We never received an invite. But please, continue.
“I am also very careful not to be didactic. I don’t like telling kids what to do or how to think through stories. However, I do like showing kids a new perspective, perhaps a different way to look at the world. I like to open up ideas and hopefully as the kids bring their own ideas, thoughts and feelings to my stories they will see the world from different perspectives.”

What do you think you need to do to write a good picture book?
“Open your mind to different layers of meaning and metaphor. My favourite picture books are those that work on many different levels and speak to the heart and soul, so adults and children both can enjoy and learn from them. I love Pezzetino by Leo Lionni. So simple yet so deep.”
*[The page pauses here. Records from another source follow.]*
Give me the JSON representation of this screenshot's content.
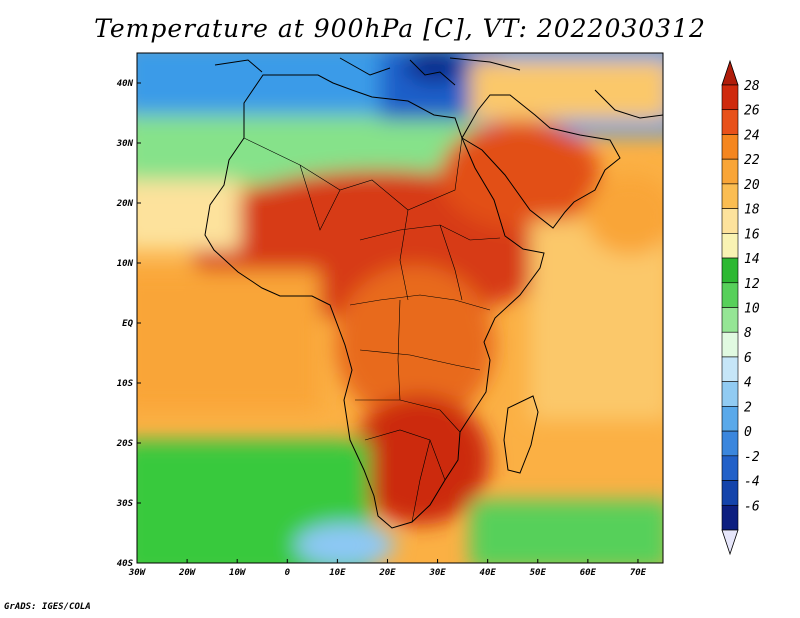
{
  "title": "Temperature at 900hPa [C], VT: 2022030312",
  "credit": "GrADS: IGES/COLA",
  "map": {
    "lon_range": [
      -30,
      75
    ],
    "lat_range": [
      -40,
      45
    ],
    "lon_ticks": [
      "30W",
      "20W",
      "10W",
      "0",
      "10E",
      "20E",
      "30E",
      "40E",
      "50E",
      "60E",
      "70E"
    ],
    "lat_ticks": [
      "40S",
      "30S",
      "20S",
      "10S",
      "EQ",
      "10N",
      "20N",
      "30N",
      "40N"
    ],
    "field_regions": [
      {
        "name": "atlantic-north",
        "color": "#3a9be8"
      },
      {
        "name": "mediterranean",
        "color": "#3a9be8"
      },
      {
        "name": "sahara-north",
        "color": "#b4f0b4"
      },
      {
        "name": "sahel-hot",
        "color": "#d73b13"
      },
      {
        "name": "arabia-hot",
        "color": "#e24f16"
      },
      {
        "name": "equatorial-atlantic",
        "color": "#fbb044"
      },
      {
        "name": "central-africa",
        "color": "#e86a1c"
      },
      {
        "name": "southern-africa-hot",
        "color": "#cc2a0f"
      },
      {
        "name": "south-atlantic-cool",
        "color": "#37c93c"
      },
      {
        "name": "southern-ocean-blue",
        "color": "#8dc8f5"
      },
      {
        "name": "indian-ocean",
        "color": "#fbc86a"
      }
    ]
  },
  "colorbar": {
    "labels": [
      "28",
      "26",
      "24",
      "22",
      "20",
      "18",
      "16",
      "14",
      "12",
      "10",
      "8",
      "6",
      "4",
      "2",
      "0",
      "-2",
      "-4",
      "-6"
    ],
    "colors": [
      "#cf2a0e",
      "#e8511a",
      "#f5861f",
      "#f9a537",
      "#fbbd52",
      "#fde29c",
      "#f9f3b3",
      "#2db832",
      "#57d05a",
      "#95e695",
      "#e1fae1",
      "#c6e6f8",
      "#91cbf2",
      "#5aa9ea",
      "#3a86dd",
      "#2160c8",
      "#1444ab",
      "#0d1f80"
    ],
    "top_arrow_color": "#b01d0b",
    "bottom_arrow_color": "#e6e6fa",
    "min": -6,
    "max": 28,
    "step": 2
  }
}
What three pieces of advice do you have for writers (who aren’t illustrators) that will make an illustrator’s life easier?
1) Let the illustrator do their job and stay out of it. But then I would probably be a very bad offender in offering my visual ideas to an illustrator. I always write illustration notes on my manuscripts even though I have heard many times not to do that. However my publisher doesn’t mind and I personally feel that for my stories it is really important for me to communicate the images that are in my head as I write the words. There is really no right or wrong way I think. Some illustrators might like to collaborate on ideas and others may not.

2) Cull your words so you don’t say anything in the words that can be shown in the illustrations.

3) Be extremely grateful that you have an illustrator doing all that hard work for your story. Illustrating is really, really time-consuming (for me anyway). If I am lucky enough to have a talented illustrator create the visuals for my story I will be so happy to sit back and watch the magic happen while I dream up more stories.”